Quanto mais canais de informação e compartilhamento temos, mais complexo se torna o processo de análise, síntese e de apropriação pessoal. Isso justifica hoje a necessidade dos docentes trabalharem de forma mais integrada, dos estudantes mais colaborativa e de que haja também uma orientação mais personalizada, uma tutoria mais integradora, dada a diversidade de repertórios, tempos e ritmos muito diferentes dos estudantes.
O papel mais importante dos professores é apoiar e convencer os alunos de que podem evoluir em todas as dimensões, de múltiplas formas e por diversos caminhos, e que pela aprendizagem ativa e criativa podem transformar suas vidas, desenvolvendo níveis crescentes de competências cognitivas e socioemocionais. Para isso, os docentes precisam desenvolver essa mesma mentalidade neles, a vontade de evoluir, de transformar-se sempre
Pela complexidade de fazer a decantação entre tantas variáveis, visões e áreas de conhecimento e competências diferentes, faz sentido que os estudantes tenham docentes trabalhando de forma mais interdisciplinar e docentes/mentores, com um olhar mais abrangente, afetivo e personalizado para o desenvolvimento integral de cada aluno. 

InfoGeekie: Na última participação na Bett, em 2016, o senhor falou sobre a aposta da tecnologia aplicada na educação, em especial no uso das redes sociais. Naquela ocasião o senhor apontou como potencial para esse uso o fato de as redes serem colaborativas e voluntárias, afinal, só está nelas quem realmente quer estar. Como o senhor vê o uso dessas redes, hoje, nas escolas? Ele avançou desde essa última fala do senhor? Os educadores estão preparando os alunos para os riscos e oportunidades da internet?
Moran: Vivemos em mundos híbridos, onde tudo se mistura, de formas inimagináveis anos atrás. Crianças utilizam, desde bebês, celulares e ainda estamos tentando entender cientificamente que impacto isso tem no desenvolvimento individual e social. Os estudos ainda são contraditórios nas suas conclusões, mas todos precisamos aprender a viver esse novo mundo de forma que nos torne pessoas mais autônomas, colaborativas e responsáveis socialmente. 
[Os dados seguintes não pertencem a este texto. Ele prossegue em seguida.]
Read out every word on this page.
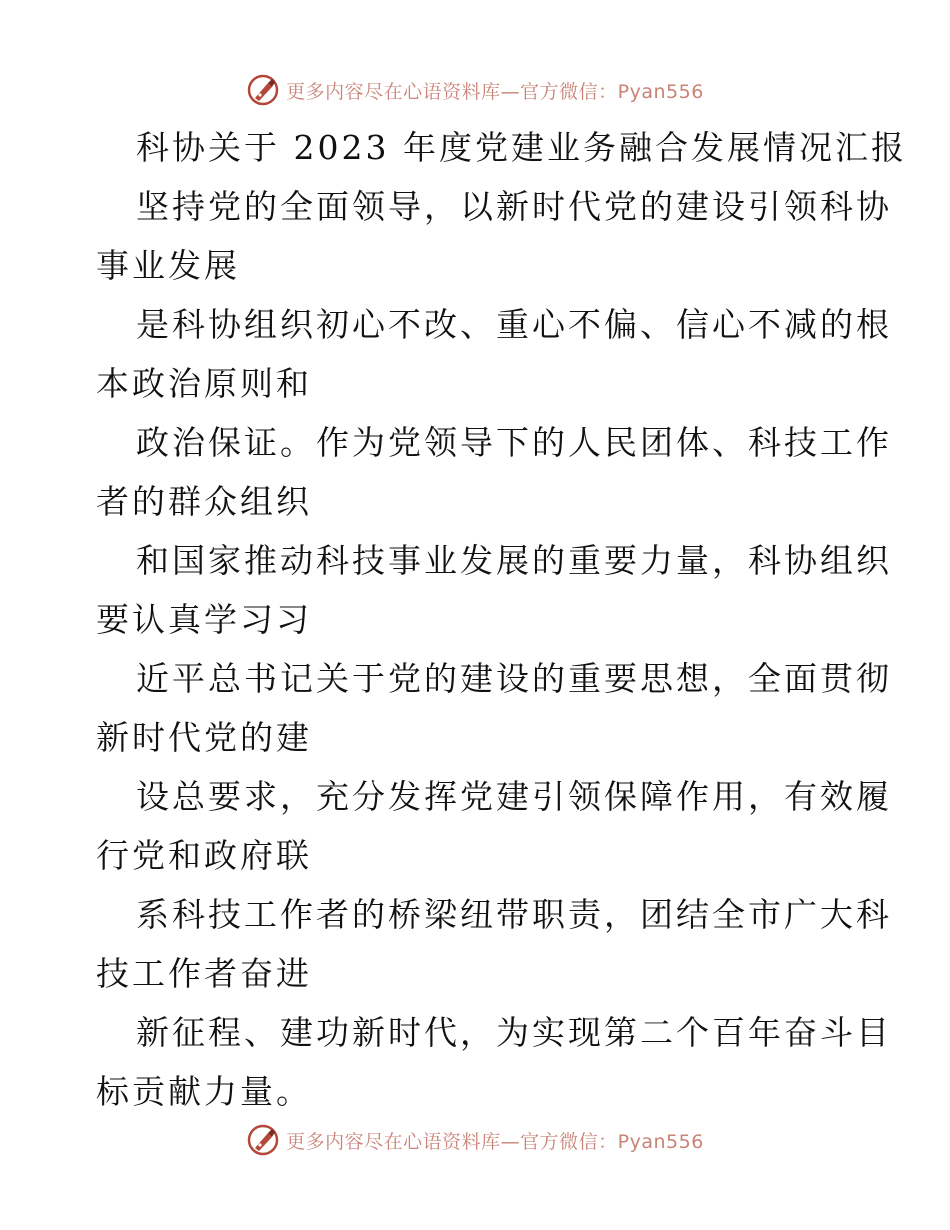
更多内容尽在心语资料库—官方微信：Pyan556
科协关于 2023 年度党建业务融合发展情况汇报
坚持党的全面领导，以新时代党的建设引领科协
事业发展
是科协组织初心不改、重心不偏、信心不减的根
本政治原则和
政治保证。作为党领导下的人民团体、科技工作
者的群众组织
和国家推动科技事业发展的重要力量，科协组织
要认真学习习
近平总书记关于党的建设的重要思想，全面贯彻
新时代党的建
设总要求，充分发挥党建引领保障作用，有效履
行党和政府联
系科技工作者的桥梁纽带职责，团结全市广大科
技工作者奋进
新征程、建功新时代，为实现第二个百年奋斗目
标贡献力量。
更多内容尽在心语资料库—官方微信：Pyan556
Temos problemas no uso excessivo que pode virar dependência, no fechamento em bolhas de pensamento único, nas fake News. A aprendizagem em rede é um componente fundamental da vida atual. As escolas estão tentando entender como ensinar e aprender nesse mundo híbrido, conectado. Estamos superando a visão só negativa de proibir o acesso às tecnologias digitais, de ficar só na defensiva e avançamos lentamente nas formas de compartilhamento, na incorporação de plataformas mais inteligentes, de aplicativos para gerenciar todos os atores e processos envolvidos no processo de ensino e aprendizagem. Os mais velhos, como eu, experimentamos na pele as profundas mudanças que a Internet trouxe para nossas vidas. Crianças e jovens já nasceram nesse novo mundo, o consideram natural e não entendem por que a escola ainda resiste tanto a integrar-se mais abertamente a esse novo mundo.

InfoGeekie: O que os participantes da Bett podem esperar de sua participação nas duas palestras deste ano?
Moran: Compartilharei estas ideias, focando principalmente em “Como transformar a escola em todas as dimensões” – destacando o papel das metodologias ativas e dos modelos híbridos – neste mundo tão desafiador e complexo em que vivemos. As metodologias se expressam em três conceitos-chave tanto para docentes como para os aprendizes:  maker (exploração do mundo de forma criativo-reflexiva, utilizando todos os recursos possíveis – espaços-maker, linguagem computacional, robótica), designer (desenhar soluções, caminhos, itinerários, atividades significativas de aprendizagem) e empreender (testar ideias rapidamente, corrigir erros, realizar algo com significado).